Predictive performance of an OVH-based treatment planning quality assurance model for prostate VMAT: Assessing dependence on training cohort size and composition

Radiotherapy treatment planning quality assurance models are used to assess overall plan quality in terms of dose-volume characteristics, by predicting an optimal dosimetry based on a dataset of prior cases (the training cohort). In this study, a treatment planning quality assurance model for prostate cancer patients treated with volumetric modulated arc therapy was developed using the concept of the overlap volume histogram for geometric comparison to the training cohort. The model was developed on the publically available Erasmus iCycle dataset in order to remove the effect of plan quality/inter-planner variability on the model's predictive capabilities. The model was used to predict anus, rectum, and bladder dose volume histograms.
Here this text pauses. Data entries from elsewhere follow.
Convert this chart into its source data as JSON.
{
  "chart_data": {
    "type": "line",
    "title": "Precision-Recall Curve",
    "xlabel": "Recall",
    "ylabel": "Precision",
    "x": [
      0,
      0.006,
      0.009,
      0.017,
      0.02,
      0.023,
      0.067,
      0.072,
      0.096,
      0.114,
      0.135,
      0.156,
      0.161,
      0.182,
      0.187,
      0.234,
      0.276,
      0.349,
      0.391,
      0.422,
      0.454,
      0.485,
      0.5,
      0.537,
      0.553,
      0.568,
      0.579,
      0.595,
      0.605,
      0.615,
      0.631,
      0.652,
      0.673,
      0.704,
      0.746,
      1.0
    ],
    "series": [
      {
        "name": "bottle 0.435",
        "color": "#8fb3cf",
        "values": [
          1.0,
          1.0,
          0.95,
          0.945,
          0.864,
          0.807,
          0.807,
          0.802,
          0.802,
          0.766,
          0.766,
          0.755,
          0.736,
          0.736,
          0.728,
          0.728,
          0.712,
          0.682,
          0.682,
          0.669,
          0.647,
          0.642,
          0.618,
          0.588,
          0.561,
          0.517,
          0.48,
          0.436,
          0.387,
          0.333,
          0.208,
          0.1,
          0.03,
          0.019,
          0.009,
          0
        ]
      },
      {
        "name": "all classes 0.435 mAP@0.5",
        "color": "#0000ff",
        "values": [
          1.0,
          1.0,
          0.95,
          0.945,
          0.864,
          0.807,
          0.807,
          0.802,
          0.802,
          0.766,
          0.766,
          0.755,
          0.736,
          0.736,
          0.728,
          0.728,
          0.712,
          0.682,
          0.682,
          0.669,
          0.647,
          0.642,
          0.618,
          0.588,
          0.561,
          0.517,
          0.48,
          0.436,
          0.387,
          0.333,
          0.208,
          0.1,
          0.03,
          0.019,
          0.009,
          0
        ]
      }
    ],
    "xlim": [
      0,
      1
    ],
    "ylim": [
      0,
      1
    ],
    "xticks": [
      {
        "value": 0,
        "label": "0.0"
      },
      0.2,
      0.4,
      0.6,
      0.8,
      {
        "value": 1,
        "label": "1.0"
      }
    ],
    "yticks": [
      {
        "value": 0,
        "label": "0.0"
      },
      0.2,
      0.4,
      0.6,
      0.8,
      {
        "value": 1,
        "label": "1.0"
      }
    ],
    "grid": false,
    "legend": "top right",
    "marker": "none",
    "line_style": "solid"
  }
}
Two versions were developed: the n = 114 case (leave-one-out method) which made predictions using the complete Erasmus dataset, and the similarity index (SI)-based model which used a smaller training cohort allocated in order of geometric similarity determined using an overlap volume histogram-derived SI. The difference in mean dose (predicted-achieved) of the SI model at cohort sizes of 10, 20, 30, 40, 50, 75, and 100 was compared to the leave-one-out method for 5 patients, in an attempt to determine the “optimum” cohort size for the SI-based model in this dataset. Performance of the optimized SI model was compared to the leave-one-out method for all patients using the following metrics: difference in mean and median dose, difference in V65Gy and V75Gy (rectum only), similarity of predicted and achieved mean dose, and mean dose volume histograms residual. The “optimum” cohort size for the SI-based model was determined to be 45. The SI-based model implementing this cohort size yielded slightly better outcomes in all performance metrics for the rectum and anus, but worse for the bladder. SI-based training cohort allocation can lead to better predictive efficacy, but the cohort size should be optimized for each individual organ.